No artigo Treino e Visita: experiência da Embrapa Soja e da iniciativa privada na transferência de tecnologia, Osvaldo Vasconcellos Vieira, Marcelo Fernandes de Oliveira e Lineu Alberto Domit apresentam vantagens e limitações da metodologia de Treino e Visita para a validação tecnológica e a transferência de tecnologia. O caso apresentado refere-se à cultura do girassol, numa experiência de parceria com uma empresa privada, visando ampliar o nível de adoção da tecnologia em questão, a melhoria da qualidade do ambiente produtivo e as eficiências técnica e econômica dos produtores assistidos, para a expansão da cultura do girassol pela região centro-oeste do Paraná.

A utilização da metodologia proporcionou um aumento da produtividade de 866 kg/ha para 1.483 kg/ha, além da incorporação de novas tecnologias pela cultura. Apesar da rápida difusão da soja transgênica resistente a herbicidas nos EUA, na Argentina e, de forma clandestina, no Brasil, existem ainda poucos estudos capazes de fornecer uma resposta científica conclusiva quanto às vantagens e às desvantagens técnicas e econômicas desse tipo de cultura.

Da mesma forma, pouco ainda se sabe sobre os impactos econômicos resultantes da comercialização da soja convencional utilizando-se sistemas de segregação e de certificação de qualidade. No estudo intitulado Soja transgênica versus soja convencional: uma análise comparativa de custos e benefícios, Victor Pelaez, Leide Albergoni e Miguel Pedro Guerra fazem uma revisão dos estudos realizados por universidades e institutos de pesquisa sobre a comparação dos custos de produção, da produtividade e da rentabilidade da soja transgênica em comparação à soja convencional nos EUA e na Argentina.

Caracterizacão dos impactos ambientais na agricultura: o uso potencial da metodologia de análise de ciclo de vida (ACV), de José Humberto Valadares Xavier e Armando Caldeira-Pires, é um trabalho de caráter teórico, que trata do uso da ACV para análise de impactos ambientais da produção agrícola familiar. O conceito fundamental dessa técnica é o do ciclo de vida, que surge com a consciência de que qualquer produto, processo ou atividade produz impactos no ambiente desde o momento em que são extraídas as matérias-primas indispensáveis à sua existência até o momento em que, após sua vida útil, o produto é devolvido à natureza. O texto fornece uma visão abrangente da metodologia, seus principais conceitos e as fases de sua utilização, bem como seu uso para determinar impactos ambientais na agricultura, visando discutir a potencialidade de sua aplicação.

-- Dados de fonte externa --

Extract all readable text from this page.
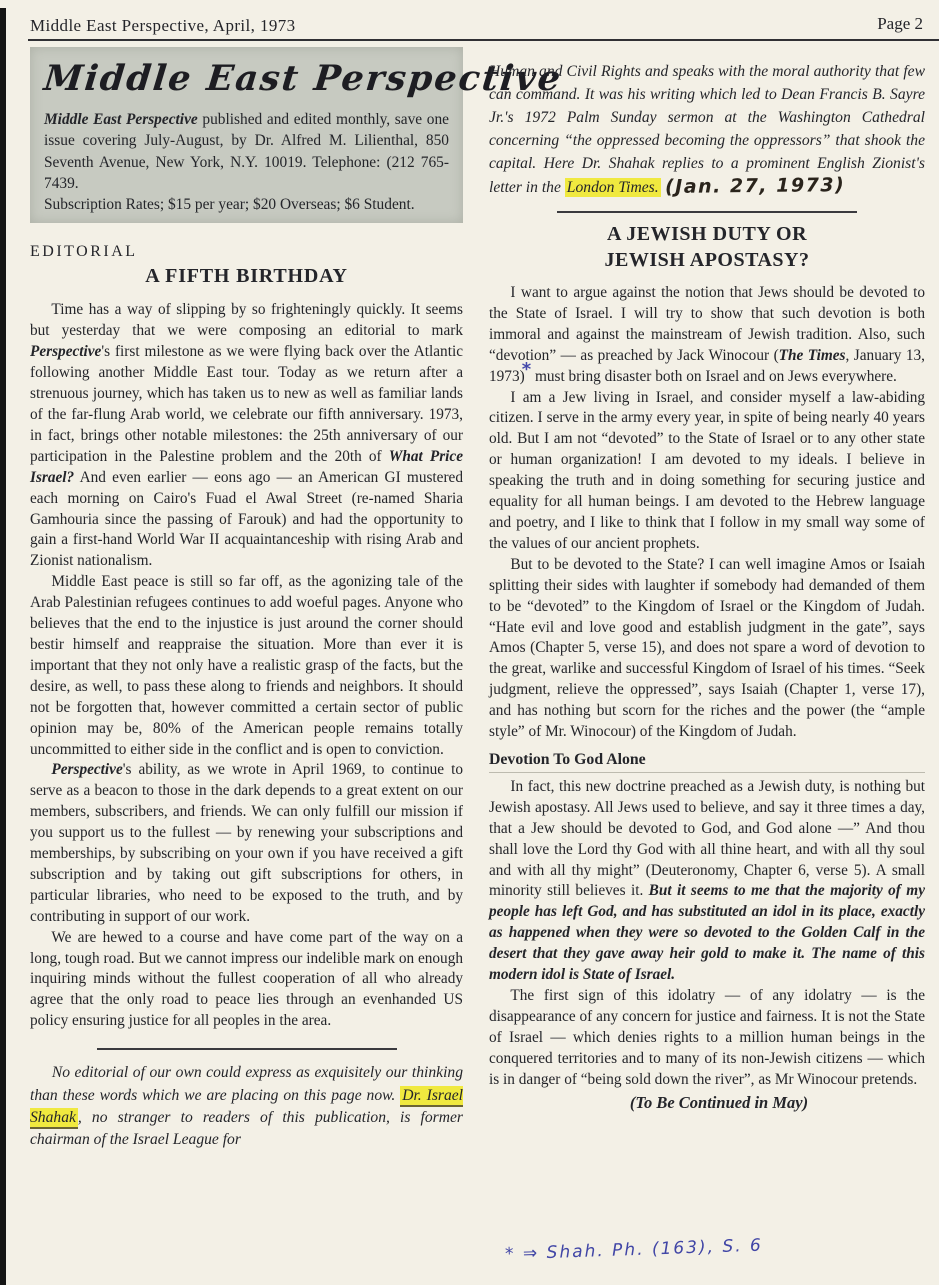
Middle East Perspective, April, 1973	Page 2
Middle East Perspective

Middle East Perspective published and edited monthly, save one issue covering July-August, by Dr. Alfred M. Lilienthal, 850 Seventh Avenue, New York, N.Y. 10019. Telephone: (212 765-7439.

Subscription Rates; $15 per year; $20 Overseas; $6 Student.

EDITORIAL
A FIFTH BIRTHDAY

Time has a way of slipping by so frighteningly quickly. It seems but yesterday that we were composing an editorial to mark Perspective's first milestone as we were flying back over the Atlantic following another Middle East tour. Today as we return after a strenuous journey, which has taken us to new as well as familiar lands of the far-flung Arab world, we celebrate our fifth anniversary. 1973, in fact, brings other notable milestones: the 25th anniversary of our participation in the Palestine problem and the 20th of What Price Israel? And even earlier — eons ago — an American GI mustered each morning on Cairo's Fuad el Awal Street (re-named Sharia Gamhouria since the passing of Farouk) and had the opportunity to gain a first-hand World War II acquaintanceship with rising Arab and Zionist nationalism.

Middle East peace is still so far off, as the agonizing tale of the Arab Palestinian refugees continues to add woeful pages. Anyone who believes that the end to the injustice is just around the corner should bestir himself and reappraise the situation. More than ever it is important that they not only have a realistic grasp of the facts, but the desire, as well, to pass these along to friends and neighbors. It should not be forgotten that, however committed a certain sector of public opinion may be, 80% of the American people remains totally uncommitted to either side in the conflict and is open to conviction.

Perspective's ability, as we wrote in April 1969, to continue to serve as a beacon to those in the dark depends to a great extent on our members, subscribers, and friends. We can only fulfill our mission if you support us to the fullest — by renewing your subscriptions and memberships, by subscribing on your own if you have received a gift subscription and by taking out gift subscriptions for others, in particular libraries, who need to be exposed to the truth, and by contributing in support of our work.

We are hewed to a course and have come part of the way on a long, tough road. But we cannot impress our indelible mark on enough inquiring minds without the fullest cooperation of all who already agree that the only road to peace lies through an evenhanded US policy ensuring justice for all peoples in the area.

No editorial of our own could express as exquisitely our thinking than these words which we are placing on this page now. Dr. Israel Shahak , no stranger to readers of this publication, is former chairman of the Israel League for

Human and Civil Rights and speaks with the moral authority that few can command. It was his writing which led to Dean Francis B. Sayre Jr.'s 1972 Palm Sunday sermon at the Washington Cathedral concerning “the oppressed becoming the oppressors” that shook the capital. Here Dr. Shahak replies to a prominent English Zionist's letter in the London Times. (Jan. 27, 1973)

A JEWISH DUTY OR
JEWISH APOSTASY?

I want to argue against the notion that Jews should be devoted to the State of Israel. I will try to show that such devotion is both immoral and against the mainstream of Jewish tradition. Also, such “devotion” — as preached by Jack Winocour (The Times, January 13, 1973)* must bring disaster both on Israel and on Jews everywhere.

I am a Jew living in Israel, and consider myself a law-abiding citizen. I serve in the army every year, in spite of being nearly 40 years old. But I am not “devoted” to the State of Israel or to any other state or human organization! I am devoted to my ideals. I believe in speaking the truth and in doing something for securing justice and equality for all human beings. I am devoted to the Hebrew language and poetry, and I like to think that I follow in my small way some of the values of our ancient prophets.

But to be devoted to the State? I can well imagine Amos or Isaiah splitting their sides with laughter if somebody had demanded of them to be “devoted” to the Kingdom of Israel or the Kingdom of Judah. “Hate evil and love good and establish judgment in the gate”, says Amos (Chapter 5, verse 15), and does not spare a word of devotion to the great, warlike and successful Kingdom of Israel of his times. “Seek judgment, relieve the oppressed”, says Isaiah (Chapter 1, verse 17), and has nothing but scorn for the riches and the power (the “ample style” of Mr. Winocour) of the Kingdom of Judah.

Devotion To God Alone

In fact, this new doctrine preached as a Jewish duty, is nothing but Jewish apostasy. All Jews used to believe, and say it three times a day, that a Jew should be devoted to God, and God alone —” And thou shall love the Lord thy God with all thine heart, and with all thy soul and with all thy might” (Deuteronomy, Chapter 6, verse 5). A small minority still believes it. But it seems to me that the majority of my people has left God, and has substituted an idol in its place, exactly as happened when they were so devoted to the Golden Calf in the desert that they gave away heir gold to make it. The name of this modern idol is State of Israel.

The first sign of this idolatry — of any idolatry — is the disappearance of any concern for justice and fairness. It is not the State of Israel — which denies rights to a million human beings in the conquered territories and to many of its non-Jewish citizens — which is in danger of “being sold down the river”, as Mr Winocour pretends.

(To Be Continued in May)

* ⇒ Shah. Ph. (163), S. 6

O texto da seção Debate alinha-se à temática ambiental dominante deste número dos Cadernos de CC&T, trazendo mais uma vez às páginas da revista a questão da introdução de plantas transgênicas. As indagações, ainda sem resposta quanto ao impacto ambiental resultante da introdução de OGMs, são discutidas à luz de uma perspectiva mais ética do que biológica, desta vez num texto polêmico de Sandro Luis Schlindwein, cujo título - Introdução de plantas transgênicas no Brasil: basta avaliar o risco ambiental? - alude à utilização dos Estudos de Impacto Ambiental (EIA) como principal instrumento de suporte no processo de tomada de decisão quanto à introdução de plantas transgênicas em escala comercial. Esperamos que, em virtude da natureza polêmica do tema e das idéias defendidas pelo autor, esse texto suscite réplicas. Essa é a função da seção Debates: fomentar o debate de cunho técnico e acadêmico sobre questões atuais relacionadas à ciência e tecnologia, à inovação tecnológica no contexto de sua aplicação e ao desenvolvimento sustentável.

Na seção Resenha, Wilson Corrêa da Fonseca Júnior faz uma análise crítica do livro Genes, povos e línguas, de autoria do geneticista italiano Luigi Luca Cavalli-Sforza, que, na sua obra, se propõe a examinar a história da evolução humana nos últimos 100 mil anos, recorrendo à arqueologia, à genética e à lingüística.